Detractors of Bear Ranch land swap are sticking to their guns in western Colorado

The dust-up continues over billionaire Bill Koch’s proposed land swap so he can further fortify the replica Wild West town he is erecting a dozen miles upstream from the coal his company mines.

The latest showdown went down last week in Delta County where people packed into a meeting room to promote and pan Koch’s pitch to exchange over 1,000 acres that include an overlook of Colorado’s largest body of water, Blue Mesa Reservoir, and a hard-to-reach parcel of Dinosaur National Monument in Utah for 1,846 acres that bisect his mountain paradise above Paonia Reservoir.

Because the land transfer includes giving Koch mostly Bureau of Land Management property, along with a few acres from the U.S. Forest Service, the proposal requires an act of Congress to get done. Former U.S. Rep. John Salazar, D-Colo., introduced a bill last year that lacked some of the current offerings but withdrew it when opposition surfaced. Sen. Mark Udall, D-Colo., and Rep. Scott Tipton, R. Colo., recently announced they will hold hearings on the potential land swap sometime next year.

The Delta County Independent reports that Paonia area resident Ed Marston (the retired High Country News publisher) called the deal “marginal at best” and that he explained how the preponderance of property Koch is offering is already protected from development. A leading critic of the proposal, Marston is concerned over its implications on trail access and wildlife management.

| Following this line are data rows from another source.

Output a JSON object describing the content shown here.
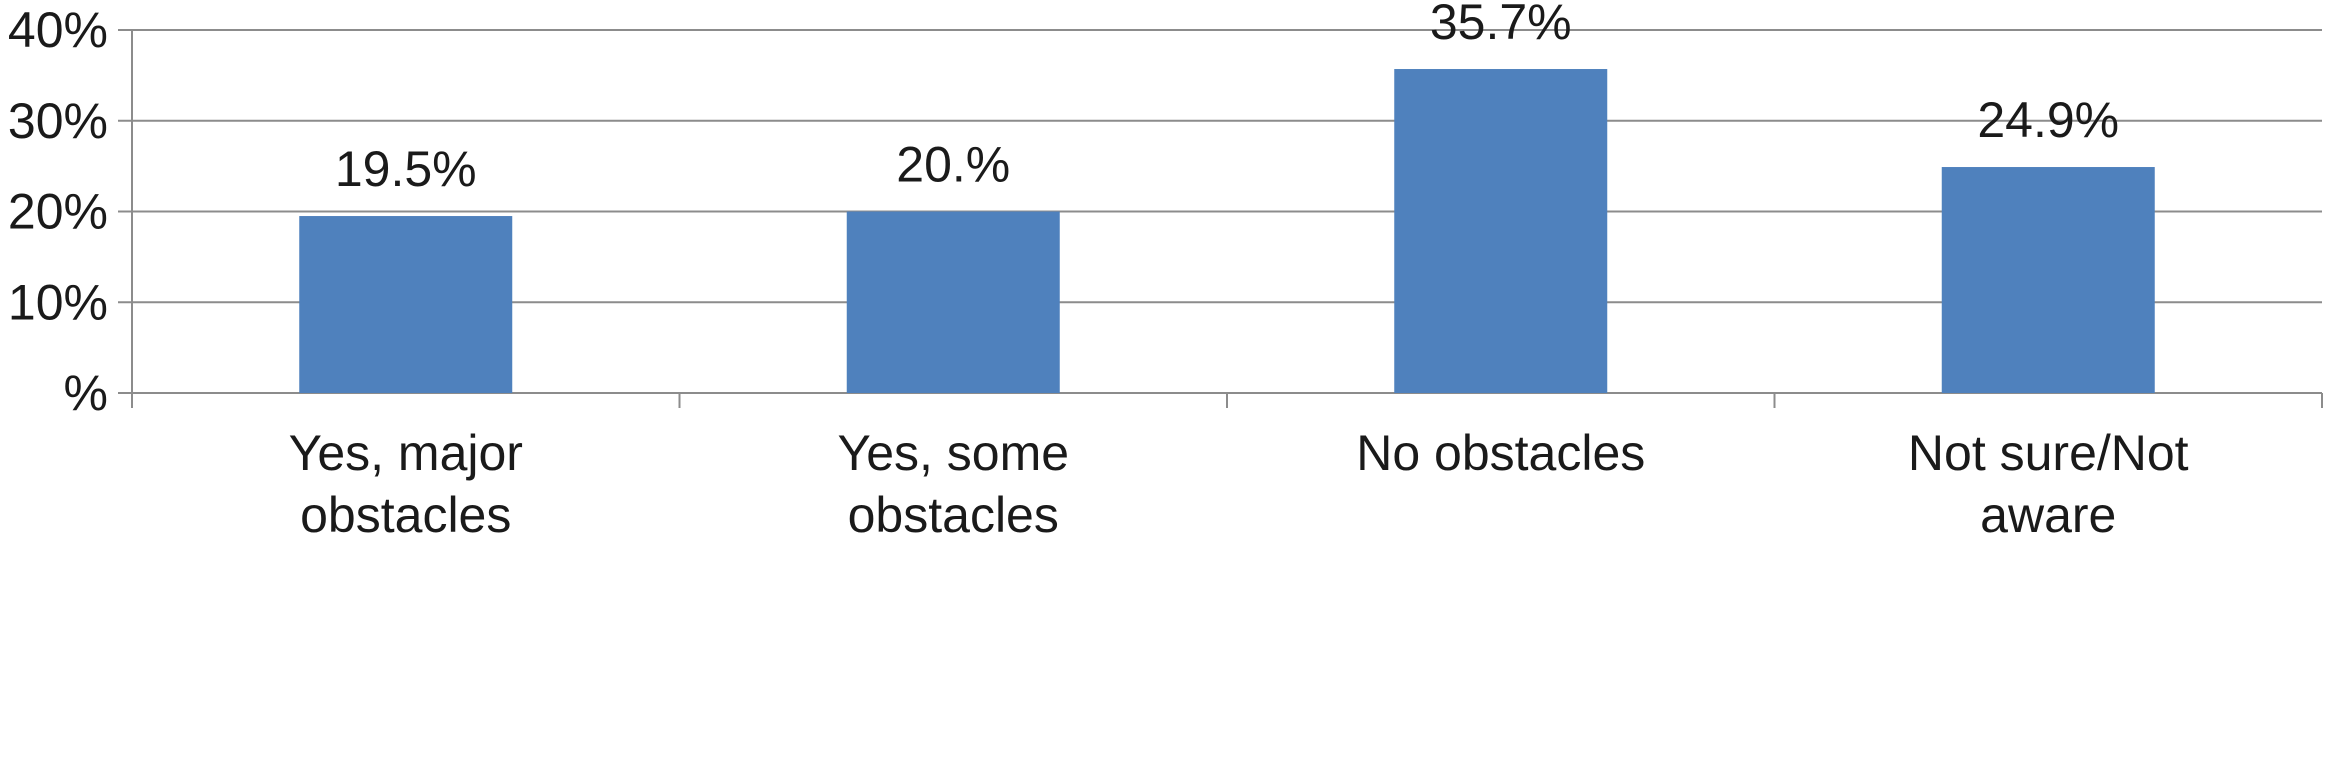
{
  "chart_data": {
    "type": "bar",
    "categories": [
      [
        "Yes, major",
        "obstacles"
      ],
      [
        "Yes, some",
        "obstacles"
      ],
      [
        "No obstacles"
      ],
      [
        "Not sure/Not",
        "aware"
      ]
    ],
    "values": [
      19.5,
      20.0,
      35.7,
      24.9
    ],
    "data_labels": [
      "19.5%",
      "20.%",
      "35.7%",
      "24.9%"
    ],
    "y_ticks": [
      {
        "value": 0,
        "label": "%"
      },
      {
        "value": 10,
        "label": "10%"
      },
      {
        "value": 20,
        "label": "20%"
      },
      {
        "value": 30,
        "label": "30%"
      },
      {
        "value": 40,
        "label": "40%"
      }
    ],
    "ylim": [
      0,
      40
    ],
    "title": "",
    "xlabel": "",
    "ylabel": "",
    "grid": true,
    "legend": "none",
    "bar_color": "#4f81bd",
    "grid_color": "#8c8c8c"
  }
}
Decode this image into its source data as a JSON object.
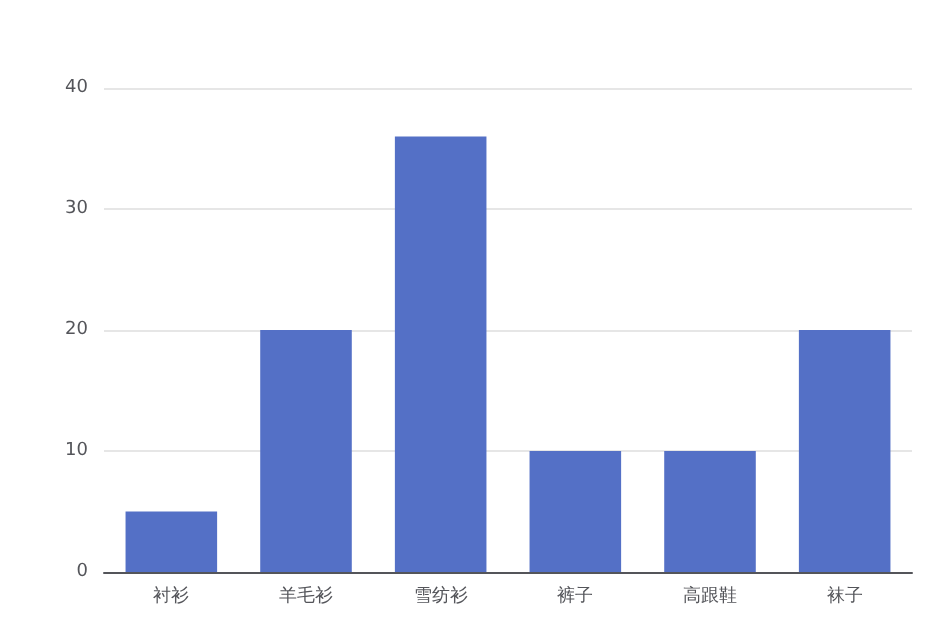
{
  "chart_data": {
    "type": "bar",
    "categories": [
      "衬衫",
      "羊毛衫",
      "雪纺衫",
      "裤子",
      "高跟鞋",
      "袜子"
    ],
    "values": [
      5,
      20,
      36,
      10,
      10,
      20
    ],
    "color": "#5470c6",
    "ylim": [
      0,
      40
    ],
    "yticks": [
      0,
      10,
      20,
      30,
      40
    ],
    "grid": "y"
  }
}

Koch's Bear Ranch (Image: Brent Gardner-Smith/Aspen Journalism)
Koch — the founder and president of Oxbow Group — has cited trespassing and poaching problems on his 5,000-acre Bear Ranch as the impetus for the land exchange. After his proposed two-acres-for-every-one-acre swap received a rancorous reception, he recently sweetened the pot committing to buying Buck Creek Ranch for $3.2 million, adding access to Jumbo Mountain, rearranging the trailheads to the Ragged Mountains, constructing a link in the Crested Butte to Carbondale Trail, and negotiating new Maroon Bells-Snowmass Wilderness access near Marble. Koch has also pledged to put a conservation easement on the parcels he receives to prevent their future development.

“I think it is a terrible idea to rearrange the public lands to meet the desires of one person,” Marston recently told the Delta County Independent. “However, Bill Koch has finally put a deal on the table that is at least worth talking about. I think it’s a bad deal. Buck Creek Ranch is steep, heavily roaded and no substitute for the BLM land.”

Gunnison County commissioners endorsed the deal when they signed an agreement on Oct. 18 that grants the public a permanent easement across a portion of Koch’s property to construct the Crested Butte to Carbondale Trail, a non-motorized path to the north of County Road 12, or Kebler Pass.

But residents in Delta County are more skeptical. They question the value of land they would be getting compared to what they would be giving up, noting the lost access to Deep Creek, and they criticize the proposed new access point to the Ragged Mountains in comparison to the existing route.

The two-mile public road that now slices through Bear Ranch has a slight elevation gain, receives lots of sunlight that helps keep it traversable in all four seasons, and is maintained by Koch’s staff. The area is cherished for its horseback riding, elk hunting, crosscountry skiing and hiking among aspens. Deep Creek, which is accessed from the road, is home to native, greenback cutthroat trout.

“If we are forced to trade this route to the Raggeds for the Buck Creek Ranch route offered by Mr. Koch as a substitute … we are all losers,” Paonia resident Douglas Gill wrote in a letter to the editor.

One section of the BLM corridor that cuts through Bear Ranch is only about a quarter of a mile across.

“The problem for Bear Ranch is when people are hunting, bullets don’t know to stop at 450 yards. Because of the way it’s set up and is so narrow, it’s hard to not have trespassers, either intentional or not intentional,” Brad McCloud, a spokesperson for Koch, told the Delta County Independent.

Despite the obvious perils of bullets flying through the property, they at least fit in with the theme of Bear Ranch where Koch is relocating authentic Old West structures from Buckskin Joe’s. In August, The Gazette reported that Koch paid $3.1 million for the former Fremont County landmark that includes roughly 30 authentic Old West buildings and the set for several famous cowboy films.

With another public meeting over the land swap scheduled in Paonia on Tuesday, Dec. 6, the stage will soon be set for Sen. Udall and Rep. Tipton — who both received campaign contributions from Koch-funded groups — to conduct their own due diligence before they take the issue to Congress.